Department of Pathology, Necker-Enfants Malades Hospital, AP-HP, Paris, France.
Virchows Arch. 2019 Jan;474(1):111-115. doi: 10.1007/s00428-018-2415-0. Epub 2018 Sep 6.
Cutaneous spindle-cell neoplasms in adults as well as children represent a frequent dilemma for pathologists. Along this neoplasm spectrum, the differential diagnosis with CD34-positive proliferations can be challenging, particularly concerning neoplasms of fibrohistiocytic and fibroblastic lineages. In children, cutaneous and superficial soft-tissue neoplasms with CD34-positive spindle cells are associated with benign to intermediate malignancy potential and include lipofibromatosis, plaque-like CD34-positive dermal fibroma, fibroblastic connective tissue nevus, and congenital dermatofibrosarcoma protuberans. Molecular biology has been valuable in showing dermatofibrosarcoma protuberans and infantile fibrosarcoma that are characterized by COL1A1-PDGFB and ETV6-NTRK3 rearrangements respectively. We report a case of congenital CD34-positive dermohypodermal spindle-cell neoplasm occurring in a female infant and harboring a novel KHDRBS1-NTRK3 fusion. This tumor could belong to a new subgroup of pediatric cutaneous spindle-cell neoplasms, be an atypical presentation of a plaque-like CD34-positive dermal fibroma, of a fibroblastic connective tissue nevus, or represent a dermatofibrosarcoma protuberans with an alternative gene rearrangement.

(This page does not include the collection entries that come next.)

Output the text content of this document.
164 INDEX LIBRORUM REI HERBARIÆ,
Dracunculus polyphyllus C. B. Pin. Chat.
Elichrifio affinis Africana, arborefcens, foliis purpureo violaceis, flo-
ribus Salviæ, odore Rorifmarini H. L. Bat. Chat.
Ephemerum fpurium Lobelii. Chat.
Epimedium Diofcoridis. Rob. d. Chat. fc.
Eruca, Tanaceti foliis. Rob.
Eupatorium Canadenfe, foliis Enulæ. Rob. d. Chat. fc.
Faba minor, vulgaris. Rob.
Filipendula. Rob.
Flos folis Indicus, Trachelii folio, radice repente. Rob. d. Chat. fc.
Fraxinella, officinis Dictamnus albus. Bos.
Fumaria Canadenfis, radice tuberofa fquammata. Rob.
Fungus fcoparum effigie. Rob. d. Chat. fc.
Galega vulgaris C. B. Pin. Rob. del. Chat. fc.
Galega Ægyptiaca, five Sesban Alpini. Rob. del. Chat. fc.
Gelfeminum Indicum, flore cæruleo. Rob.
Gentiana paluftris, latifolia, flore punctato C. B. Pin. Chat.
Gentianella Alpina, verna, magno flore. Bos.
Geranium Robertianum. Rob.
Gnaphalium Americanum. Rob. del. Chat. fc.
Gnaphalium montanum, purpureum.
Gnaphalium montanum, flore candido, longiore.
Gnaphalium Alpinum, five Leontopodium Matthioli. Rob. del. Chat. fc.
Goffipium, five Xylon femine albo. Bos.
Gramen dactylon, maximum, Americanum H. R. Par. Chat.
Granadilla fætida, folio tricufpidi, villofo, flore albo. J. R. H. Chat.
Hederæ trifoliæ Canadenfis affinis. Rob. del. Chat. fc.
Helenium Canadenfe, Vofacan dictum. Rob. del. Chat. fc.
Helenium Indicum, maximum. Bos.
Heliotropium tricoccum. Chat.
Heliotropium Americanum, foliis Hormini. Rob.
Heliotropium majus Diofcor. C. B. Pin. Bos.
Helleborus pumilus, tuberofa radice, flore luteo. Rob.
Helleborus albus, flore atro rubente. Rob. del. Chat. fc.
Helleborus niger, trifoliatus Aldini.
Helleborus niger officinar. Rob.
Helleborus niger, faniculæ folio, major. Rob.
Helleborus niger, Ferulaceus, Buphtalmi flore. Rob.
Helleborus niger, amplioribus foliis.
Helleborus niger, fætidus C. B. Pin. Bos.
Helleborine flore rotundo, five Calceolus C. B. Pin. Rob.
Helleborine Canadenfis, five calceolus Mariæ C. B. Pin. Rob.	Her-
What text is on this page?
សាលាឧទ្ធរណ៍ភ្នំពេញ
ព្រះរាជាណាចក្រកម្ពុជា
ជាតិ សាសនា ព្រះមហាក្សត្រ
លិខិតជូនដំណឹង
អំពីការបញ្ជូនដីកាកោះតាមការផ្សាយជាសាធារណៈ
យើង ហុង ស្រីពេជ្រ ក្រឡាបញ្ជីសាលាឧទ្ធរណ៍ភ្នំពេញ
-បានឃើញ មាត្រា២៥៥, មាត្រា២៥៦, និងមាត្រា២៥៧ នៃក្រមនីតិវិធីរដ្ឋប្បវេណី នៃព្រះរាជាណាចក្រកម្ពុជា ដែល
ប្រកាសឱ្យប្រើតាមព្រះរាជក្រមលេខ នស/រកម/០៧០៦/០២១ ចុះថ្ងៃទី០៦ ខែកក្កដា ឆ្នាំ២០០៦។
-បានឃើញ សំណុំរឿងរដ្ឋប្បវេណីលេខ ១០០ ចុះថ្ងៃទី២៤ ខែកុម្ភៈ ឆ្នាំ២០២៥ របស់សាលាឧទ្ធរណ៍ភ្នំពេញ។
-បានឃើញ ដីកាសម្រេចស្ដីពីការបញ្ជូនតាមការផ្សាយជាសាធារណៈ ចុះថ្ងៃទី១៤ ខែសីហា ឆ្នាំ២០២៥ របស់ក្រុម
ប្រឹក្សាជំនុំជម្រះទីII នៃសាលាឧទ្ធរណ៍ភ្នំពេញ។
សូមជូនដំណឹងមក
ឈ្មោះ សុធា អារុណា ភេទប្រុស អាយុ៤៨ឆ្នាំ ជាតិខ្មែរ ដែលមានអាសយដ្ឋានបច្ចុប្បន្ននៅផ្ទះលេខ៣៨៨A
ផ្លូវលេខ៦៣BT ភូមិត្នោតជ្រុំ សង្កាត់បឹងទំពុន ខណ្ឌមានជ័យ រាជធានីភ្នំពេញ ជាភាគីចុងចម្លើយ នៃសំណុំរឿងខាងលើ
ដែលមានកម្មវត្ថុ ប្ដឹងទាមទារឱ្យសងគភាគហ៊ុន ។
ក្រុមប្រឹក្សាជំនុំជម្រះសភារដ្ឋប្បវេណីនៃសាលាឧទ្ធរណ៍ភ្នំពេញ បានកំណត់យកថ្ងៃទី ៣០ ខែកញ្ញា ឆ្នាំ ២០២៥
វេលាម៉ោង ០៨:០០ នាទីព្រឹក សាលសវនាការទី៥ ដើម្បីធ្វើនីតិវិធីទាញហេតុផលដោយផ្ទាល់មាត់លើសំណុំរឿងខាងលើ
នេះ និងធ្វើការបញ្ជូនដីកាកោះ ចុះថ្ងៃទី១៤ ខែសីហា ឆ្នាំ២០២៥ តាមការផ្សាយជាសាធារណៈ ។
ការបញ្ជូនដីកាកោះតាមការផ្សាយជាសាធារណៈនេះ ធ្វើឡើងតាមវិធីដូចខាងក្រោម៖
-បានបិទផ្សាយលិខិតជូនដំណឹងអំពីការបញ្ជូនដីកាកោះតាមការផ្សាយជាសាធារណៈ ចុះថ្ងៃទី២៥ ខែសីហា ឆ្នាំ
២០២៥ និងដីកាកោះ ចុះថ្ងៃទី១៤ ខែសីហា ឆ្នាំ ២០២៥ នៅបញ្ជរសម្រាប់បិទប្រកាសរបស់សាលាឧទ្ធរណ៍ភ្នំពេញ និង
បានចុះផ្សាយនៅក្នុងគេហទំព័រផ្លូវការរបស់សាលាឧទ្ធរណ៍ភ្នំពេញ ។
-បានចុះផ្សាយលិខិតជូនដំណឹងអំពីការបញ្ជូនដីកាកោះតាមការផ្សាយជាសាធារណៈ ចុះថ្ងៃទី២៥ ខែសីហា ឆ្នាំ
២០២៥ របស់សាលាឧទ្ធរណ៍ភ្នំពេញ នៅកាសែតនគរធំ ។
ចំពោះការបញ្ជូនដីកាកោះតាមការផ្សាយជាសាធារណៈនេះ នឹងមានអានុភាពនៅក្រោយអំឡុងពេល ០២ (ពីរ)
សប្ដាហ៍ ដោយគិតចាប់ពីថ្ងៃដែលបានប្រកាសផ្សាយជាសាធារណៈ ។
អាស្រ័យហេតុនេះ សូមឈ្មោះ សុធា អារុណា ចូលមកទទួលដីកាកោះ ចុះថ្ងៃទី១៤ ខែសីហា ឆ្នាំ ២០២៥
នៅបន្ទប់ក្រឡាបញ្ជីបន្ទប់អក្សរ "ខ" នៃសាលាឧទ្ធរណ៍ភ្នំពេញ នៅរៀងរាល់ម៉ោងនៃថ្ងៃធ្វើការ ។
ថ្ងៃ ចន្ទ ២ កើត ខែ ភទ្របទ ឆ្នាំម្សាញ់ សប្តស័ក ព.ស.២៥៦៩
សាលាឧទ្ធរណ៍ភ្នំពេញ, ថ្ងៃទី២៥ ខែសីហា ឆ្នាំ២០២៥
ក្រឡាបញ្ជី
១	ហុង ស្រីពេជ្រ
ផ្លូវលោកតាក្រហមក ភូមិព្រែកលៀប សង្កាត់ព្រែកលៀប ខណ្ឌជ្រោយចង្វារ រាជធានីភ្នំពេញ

成人和儿童的皮肤梭形细胞肿瘤对病理学家来说是一个常见的难题。在这个肿瘤谱中,与 CD34 阳性增殖的鉴别诊断具有挑战性,特别是涉及纤维组织细胞和纤维母细胞谱系的肿瘤。在儿童中,伴 CD34 阳性梭形细胞的皮肤和浅表软组织肿瘤具有良性至中度恶性潜能,包括脂肪瘤样纤维组织细胞瘤、斑块样 CD34 阳性真皮纤维瘤、纤维母细胞结缔组织神经纤维瘤和先天性隆突性皮肤纤维肉瘤。分子生物学在显示隆突性皮肤纤维肉瘤和婴儿纤维肉瘤方面具有重要价值,这两种肿瘤分别表现为 COL1A1-PDGFB 和 ETV6-NTRK3 重排。我们报告了一例发生在女性婴儿中的先天性 CD34 阳性真皮皮下梭形细胞肿瘤,其携带一种新型 KHDRBS1-NTRK3 融合。该肿瘤可能属于儿童皮肤梭形细胞肿瘤的一个新亚组,是斑块样 CD34 阳性真皮纤维瘤、纤维母细胞结缔组织神经纤维瘤的不典型表现,或者代表一种具有替代基因重排的隆突性皮肤纤维肉瘤。